Drawn together in a marriage of convenience, Bongbong and Ms. Duterte lead different political parties. In the Philippines, voters cast their ballots separately for president and vice president. After winning by wide margins, they fell apart while Mr. Marcos softened the brutal war on drugs that her father had waged against dealers and users.
Mr. Duterte could not succeed himself under the constitution that was enacted after the downfall of the senior Marcos, but he saw his daughter as carrying on his legacy until, perhaps, either she could run for president or he could run for a second term. Like her father, Ms. Duterte had honed the skills of a tough politician while serving as mayor of Davao, a brawling port city on the large southern island of Mindanao.
Philippine representatives were righteous in their wrath against Ms. Duterte. One of them, Chel Diokno, called her impeachment “a testament to the power of active citizenship,” according to the Philippine Star. “The senate must not falter,” he said. “This is a moment of truth.

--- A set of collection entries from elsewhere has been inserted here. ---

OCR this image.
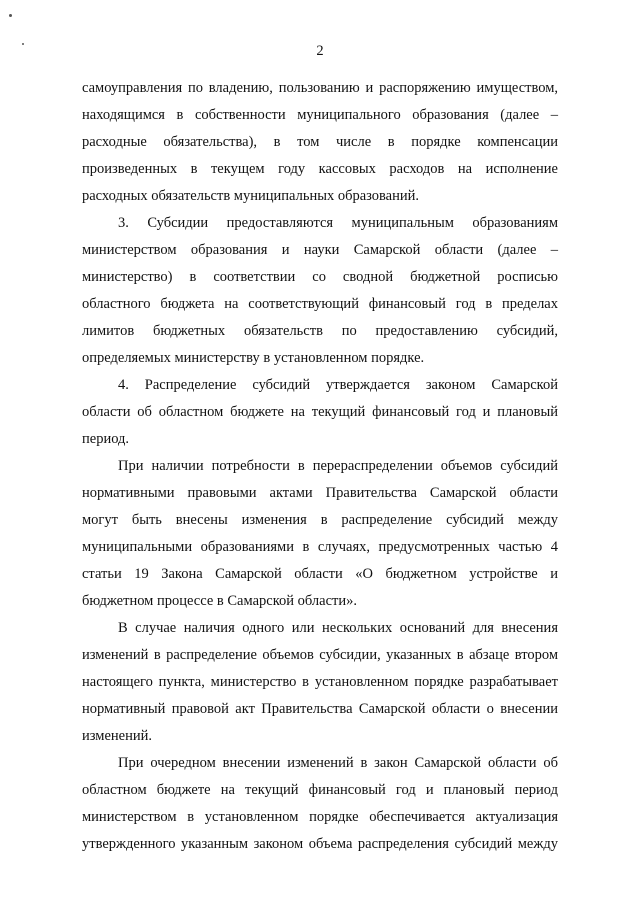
2
самоуправления по владению, пользованию и распоряжению имуществом,
находящимся в собственности муниципального образования (далее –
расходные обязательства), в том числе в порядке компенсации
произведенных в текущем году кассовых расходов на исполнение
расходных обязательств муниципальных образований.
3. Субсидии предоставляются муниципальным образованиям
министерством образования и науки Самарской области (далее –
министерство) в соответствии со сводной бюджетной росписью
областного бюджета на соответствующий финансовый год в пределах
лимитов бюджетных обязательств по предоставлению субсидий,
определяемых министерству в установленном порядке.
4. Распределение субсидий утверждается законом Самарской
области об областном бюджете на текущий финансовый год и плановый
период.
При наличии потребности в перераспределении объемов субсидий
нормативными правовыми актами Правительства Самарской области
могут быть внесены изменения в распределение субсидий между
муниципальными образованиями в случаях, предусмотренных частью 4
статьи 19 Закона Самарской области «О бюджетном устройстве и
бюджетном процессе в Самарской области».
В случае наличия одного или нескольких оснований для внесения
изменений в распределение объемов субсидии, указанных в абзаце втором
настоящего пункта, министерство в установленном порядке разрабатывает
нормативный правовой акт Правительства Самарской области о внесении
изменений.
При очередном внесении изменений в закон Самарской области об
областном бюджете на текущий финансовый год и плановый период
министерством в установленном порядке обеспечивается актуализация
утвержденного указанным законом объема распределения субсидий между
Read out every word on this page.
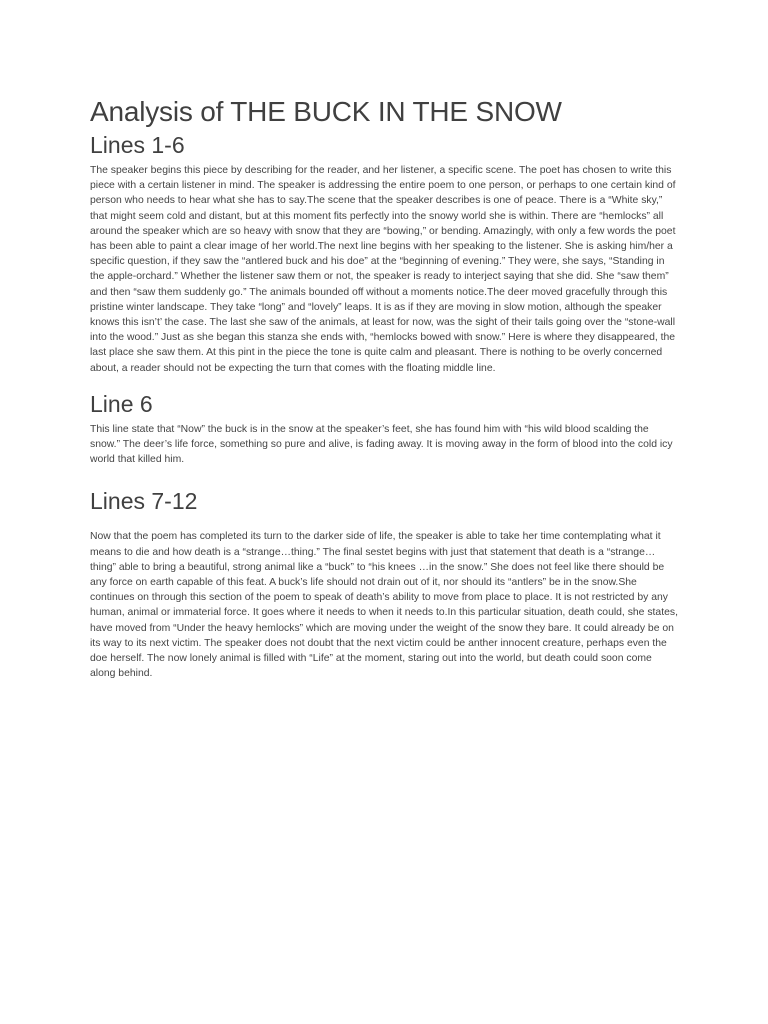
Analysis of THE BUCK IN THE SNOW
Lines 1-6

The speaker begins this piece by describing for the reader, and her listener, a specific scene. The poet has chosen to write this piece with a certain listener in mind. The speaker is addressing the entire poem to one person, or perhaps to one certain kind of person who needs to hear what she has to say.The scene that the speaker describes is one of peace. There is a “White sky,” that might seem cold and distant, but at this moment fits perfectly into the snowy world she is within. There are “hemlocks” all around the speaker which are so heavy with snow that they are “bowing,” or bending. Amazingly, with only a few words the poet has been able to paint a clear image of her world.The next line begins with her speaking to the listener. She is asking him/her a specific question, if they saw the “antlered buck and his doe” at the “beginning of evening.” They were, she says, “Standing in the apple-orchard.” Whether the listener saw them or not, the speaker is ready to interject saying that she did. She “saw them” and then “saw them suddenly go.” The animals bounded off without a moments notice.The deer moved gracefully through this pristine winter landscape. They take “long” and “lovely” leaps. It is as if they are moving in slow motion, although the speaker knows this isn’t’ the case. The last she saw of the animals, at least for now, was the sight of their tails going over the “stone-wall into the wood.” Just as she began this stanza she ends with, “hemlocks bowed with snow.” Here is where they disappeared, the last place she saw them. At this pint in the piece the tone is quite calm and pleasant. There is nothing to be overly concerned about, a reader should not be expecting the turn that comes with the floating middle line.

Line 6

This line state that “Now” the buck is in the snow at the speaker’s feet, she has found him with “his wild blood scalding the snow.” The deer’s life force, something so pure and alive, is fading away. It is moving away in the form of blood into the cold icy world that killed him.

Lines 7-12

Now that the poem has completed its turn to the darker side of life, the speaker is able to take her time contemplating what it means to die and how death is a “strange…thing.” The final sestet begins with just that statement that death is a “strange…thing” able to bring a beautiful, strong animal like a “buck” to “his knees …in the snow.” She does not feel like there should be any force on earth capable of this feat. A buck’s life should not drain out of it, nor should its “antlers” be in the snow.She continues on through this section of the poem to speak of death’s ability to move from place to place. It is not restricted by any human, animal or immaterial force. It goes where it needs to when it needs to.In this particular situation, death could, she states, have moved from “Under the heavy hemlocks” which are moving under the weight of the snow they bare. It could already be on its way to its next victim. The speaker does not doubt that the next victim could be anther innocent creature, perhaps even the doe herself. The now lonely animal is filled with “Life” at the moment, staring out into the world, but death could soon come along behind.
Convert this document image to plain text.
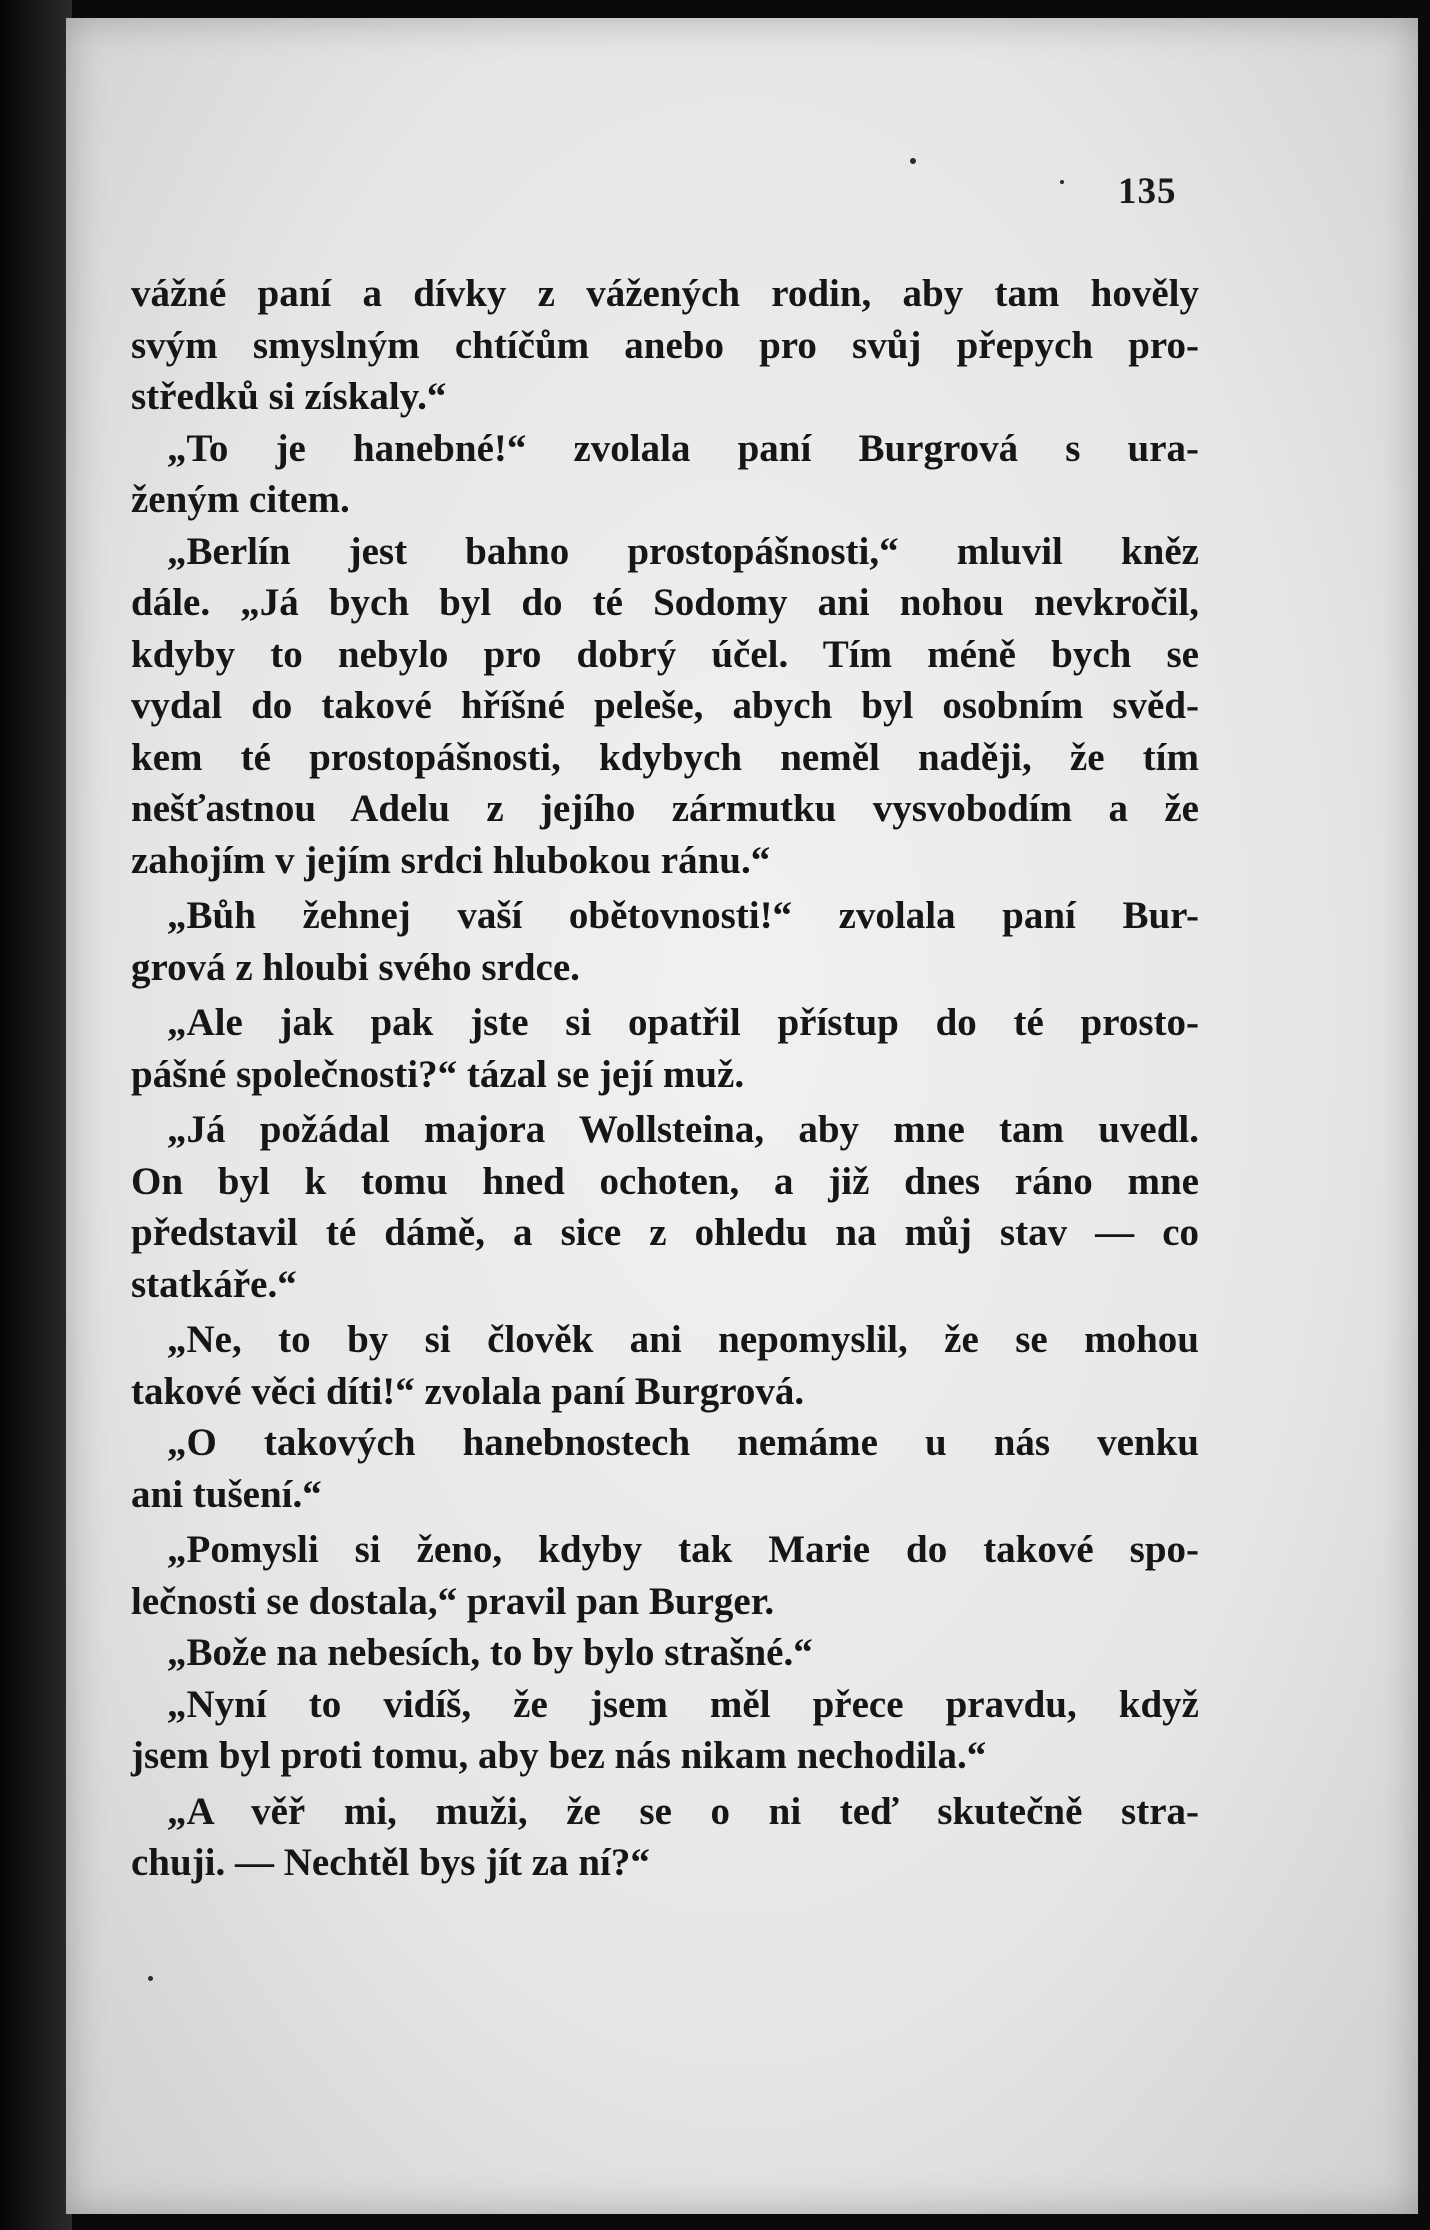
135
vážné paní a dívky z vážených rodin, aby tam hověly
svým smyslným chtíčům anebo pro svůj přepych pro-
středků si získaly.“
„To je hanebné!“ zvolala paní Burgrová s ura-
ženým citem.
„Berlín jest bahno prostopášnosti,“ mluvil kněz
dále. „Já bych byl do té Sodomy ani nohou nevkročil,
kdyby to nebylo pro dobrý účel. Tím méně bych se
vydal do takové hříšné peleše, abych byl osobním svěd-
kem té prostopášnosti, kdybych neměl naději, že tím
nešťastnou Adelu z jejího zármutku vysvobodím a že
zahojím v jejím srdci hlubokou ránu.“
„Bůh žehnej vaší obětovnosti!“ zvolala paní Bur-
grová z hloubi svého srdce.
„Ale jak pak jste si opatřil přístup do té prosto-
pášné společnosti?“ tázal se její muž.
„Já požádal majora Wollsteina, aby mne tam uvedl.
On byl k tomu hned ochoten, a již dnes ráno mne
představil té dámě, a sice z ohledu na můj stav — co
statkáře.“
„Ne, to by si člověk ani nepomyslil, že se mohou
takové věci díti!“ zvolala paní Burgrová.
„O takových hanebnostech nemáme u nás venku
ani tušení.“
„Pomysli si ženo, kdyby tak Marie do takové spo-
lečnosti se dostala,“ pravil pan Burger.
„Bože na nebesích, to by bylo strašné.“
„Nyní to vidíš, že jsem měl přece pravdu, když
jsem byl proti tomu, aby bez nás nikam nechodila.“
„A věř mi, muži, že se o ni teď skutečně stra-
chuji. — Nechtěl bys jít za ní?“
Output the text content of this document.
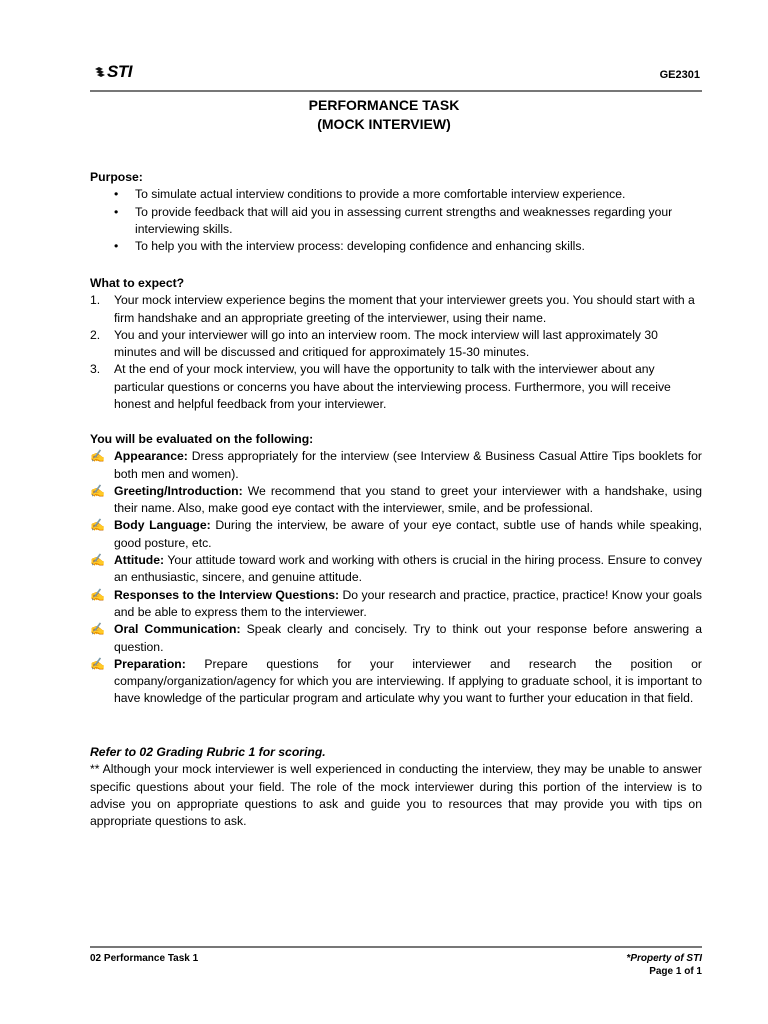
STI	GE2301
PERFORMANCE TASK
(MOCK INTERVIEW)
Purpose:
• To simulate actual interview conditions to provide a more comfortable interview experience.
• To provide feedback that will aid you in assessing current strengths and weaknesses regarding your interviewing skills.
• To help you with the interview process: developing confidence and enhancing skills.
What to expect?
1. Your mock interview experience begins the moment that your interviewer greets you. You should start with a firm handshake and an appropriate greeting of the interviewer, using their name.
2. You and your interviewer will go into an interview room. The mock interview will last approximately 30 minutes and will be discussed and critiqued for approximately 15-30 minutes.
3. At the end of your mock interview, you will have the opportunity to talk with the interviewer about any particular questions or concerns you have about the interviewing process. Furthermore, you will receive honest and helpful feedback from your interviewer.
You will be evaluated on the following:
✍ Appearance: Dress appropriately for the interview (see Interview & Business Casual Attire Tips booklets for both men and women).
✍ Greeting/Introduction: We recommend that you stand to greet your interviewer with a handshake, using their name. Also, make good eye contact with the interviewer, smile, and be professional.
✍ Body Language: During the interview, be aware of your eye contact, subtle use of hands while speaking, good posture, etc.
✍ Attitude: Your attitude toward work and working with others is crucial in the hiring process. Ensure to convey an enthusiastic, sincere, and genuine attitude.
✍ Responses to the Interview Questions: Do your research and practice, practice, practice! Know your goals and be able to express them to the interviewer.
✍ Oral Communication: Speak clearly and concisely. Try to think out your response before answering a question.
✍ Preparation: Prepare questions for your interviewer and research the position or company/organization/agency for which you are interviewing. If applying to graduate school, it is important to have knowledge of the particular program and articulate why you want to further your education in that field.
Refer to 02 Grading Rubric 1 for scoring.
** Although your mock interviewer is well experienced in conducting the interview, they may be unable to answer specific questions about your field. The role of the mock interviewer during this portion of the interview is to advise you on appropriate questions to ask and guide you to resources that may provide you with tips on appropriate questions to ask.
02 Performance Task 1	*Property of STI
Page 1 of 1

Will they stand with the people or enable the rot of unaccountability?”
The oratory, however, masked the power of the Duterte family in the south versus that of the Marcos family, based in a province far north of Manila. Both of them have amassed huge wealth while installing relatives in powerful positions.
Messrs. Marcos and Duterte differ, though, in their views of big-power rivalries. Mr. Duterte as president cozied up to China while belittling the American role in the region. Mr. Marcos counts on American support against Chinese claims to the South China Sea.
For Mr. Duterte, an “independent foreign policy” would guarantee security. Mr. Marcos has renewed historic close ties with Washington. The Philippines, the Institute for China-America Studies said, was “playing the U.S. card to deal with China.”